I live in a fairly hip and young area of Dallas. One of my most favorite perks of the hood is the close proximity (see: stumbling distance) of several of my favorite bars in the city. Come Friday night, the patios are full and plenty of merry-makers are slutting around in their tight jeans looking for the next real estate mogul to buy them a vodka soda. It's a hoot.
However, tonight I have deemed myself sick and am looking forward to a nice night in with the Puppy and my Slanket. But as for sustenance... what to do? Luckily, amongst all the trendy hot-spots there is one beacon of flourescent-lit stability and convenience: the Henderson Grocery. I trekked on over in my sweatpants and fleece, pitying the poor girls who deigned to get all gussied up just to go out and search for dudes. They were in heels! I was in tennis shoes! I am a single gal about town who can't be bothered with Friday night nonsense! If I want to stay at home and be sick, so be it!

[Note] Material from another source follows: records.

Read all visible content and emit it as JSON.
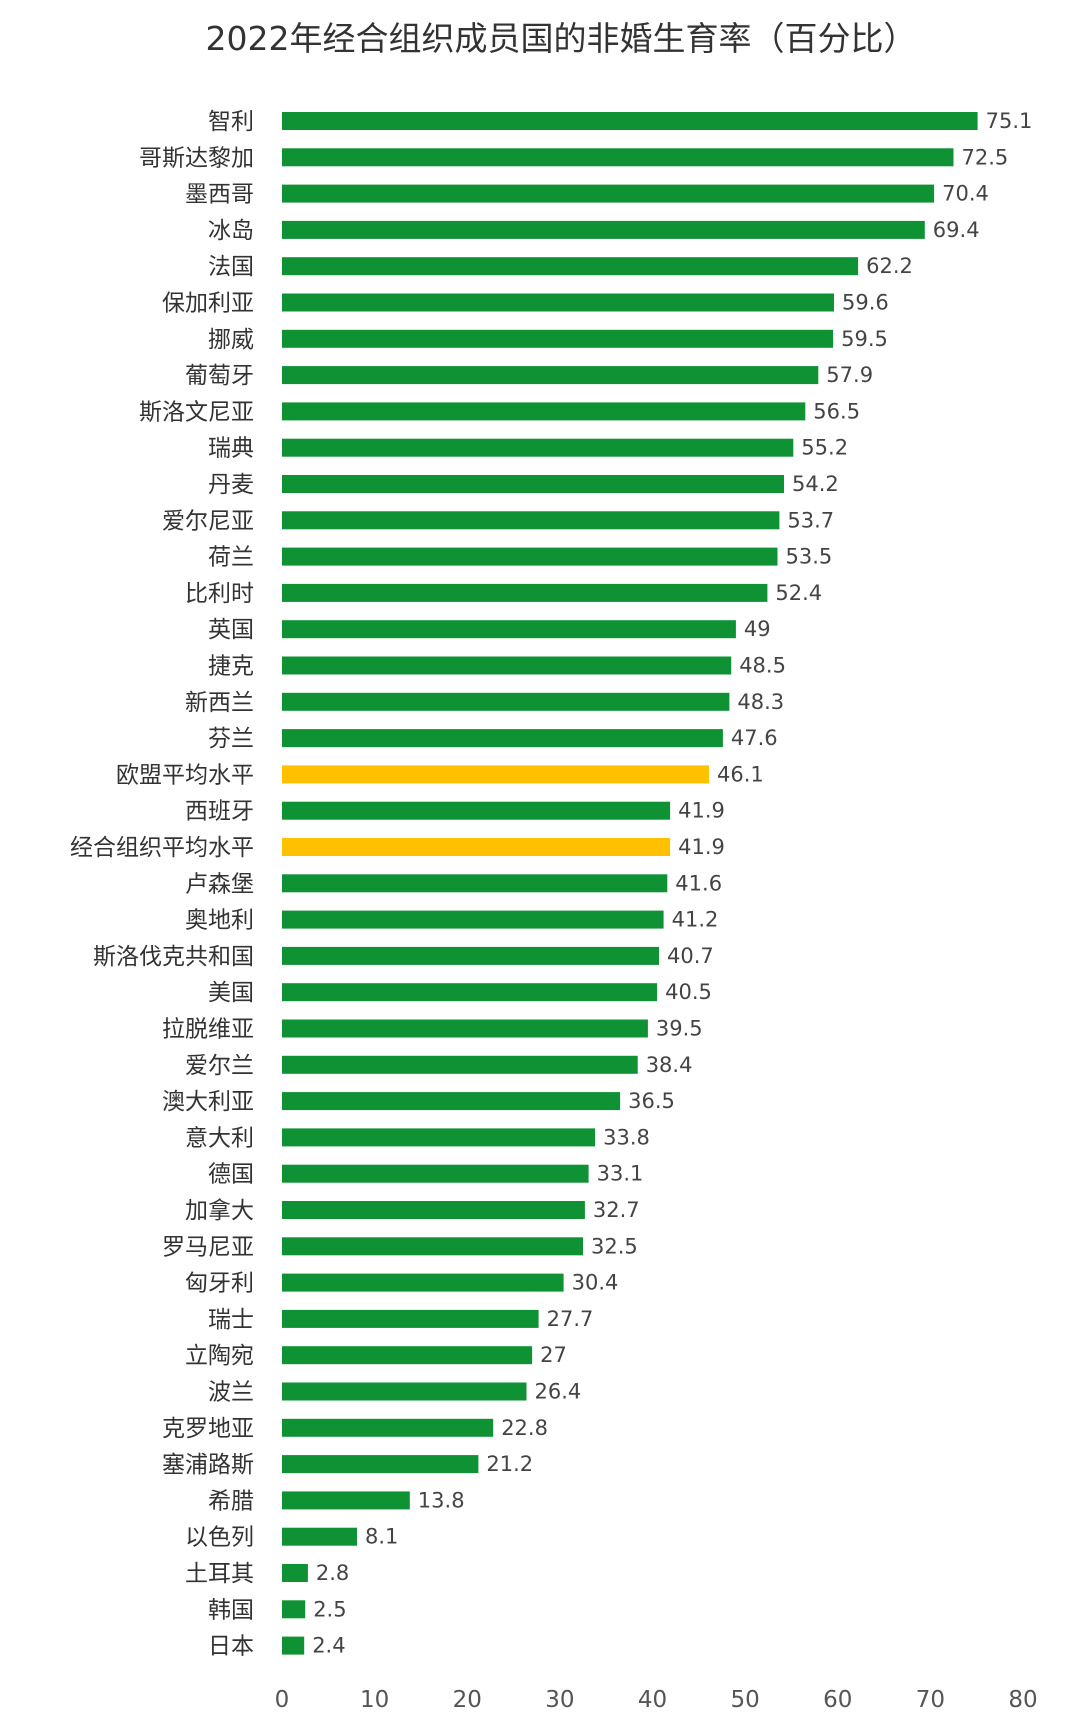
{
  "chart_data": {
    "type": "bar",
    "orientation": "horizontal",
    "title": "2022年经合组织成员国的非婚生育率（百分比）",
    "xlabel": "",
    "ylabel": "",
    "xlim": [
      0,
      80
    ],
    "x_ticks": [
      "0",
      "10",
      "20",
      "30",
      "40",
      "50",
      "60",
      "70",
      "80"
    ],
    "grid": false,
    "legend": "none",
    "colors": {
      "country": "#0e9234",
      "average": "#ffc000"
    },
    "categories": [
      "智利",
      "哥斯达黎加",
      "墨西哥",
      "冰岛",
      "法国",
      "保加利亚",
      "挪威",
      "葡萄牙",
      "斯洛文尼亚",
      "瑞典",
      "丹麦",
      "爱尔尼亚",
      "荷兰",
      "比利时",
      "英国",
      "捷克",
      "新西兰",
      "芬兰",
      "欧盟平均水平",
      "西班牙",
      "经合组织平均水平",
      "卢森堡",
      "奥地利",
      "斯洛伐克共和国",
      "美国",
      "拉脱维亚",
      "爱尔兰",
      "澳大利亚",
      "意大利",
      "德国",
      "加拿大",
      "罗马尼亚",
      "匈牙利",
      "瑞士",
      "立陶宛",
      "波兰",
      "克罗地亚",
      "塞浦路斯",
      "希腊",
      "以色列",
      "土耳其",
      "韩国",
      "日本"
    ],
    "values": [
      75.1,
      72.5,
      70.4,
      69.4,
      62.2,
      59.6,
      59.5,
      57.9,
      56.5,
      55.2,
      54.2,
      53.7,
      53.5,
      52.4,
      49,
      48.5,
      48.3,
      47.6,
      46.1,
      41.9,
      41.9,
      41.6,
      41.2,
      40.7,
      40.5,
      39.5,
      38.4,
      36.5,
      33.8,
      33.1,
      32.7,
      32.5,
      30.4,
      27.7,
      27,
      26.4,
      22.8,
      21.2,
      13.8,
      8.1,
      2.8,
      2.5,
      2.4
    ],
    "value_labels": [
      "75.1",
      "72.5",
      "70.4",
      "69.4",
      "62.2",
      "59.6",
      "59.5",
      "57.9",
      "56.5",
      "55.2",
      "54.2",
      "53.7",
      "53.5",
      "52.4",
      "49",
      "48.5",
      "48.3",
      "47.6",
      "46.1",
      "41.9",
      "41.9",
      "41.6",
      "41.2",
      "40.7",
      "40.5",
      "39.5",
      "38.4",
      "36.5",
      "33.8",
      "33.1",
      "32.7",
      "32.5",
      "30.4",
      "27.7",
      "27",
      "26.4",
      "22.8",
      "21.2",
      "13.8",
      "8.1",
      "2.8",
      "2.5",
      "2.4"
    ],
    "highlighted": [
      "欧盟平均水平",
      "经合组织平均水平"
    ]
  }
}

After I walked out the door and faced the two-story patio across the street, I realized that I was embarking on the new school walk of shame. I walked right on past all the porch-dwellers and valet guys carrying my fun Friday night in a brown paper sack: a box of macaroni and cheese, a bottle of wine and a pack of Parliament Lights.
I should probably go back and get some AAs for my vibrator.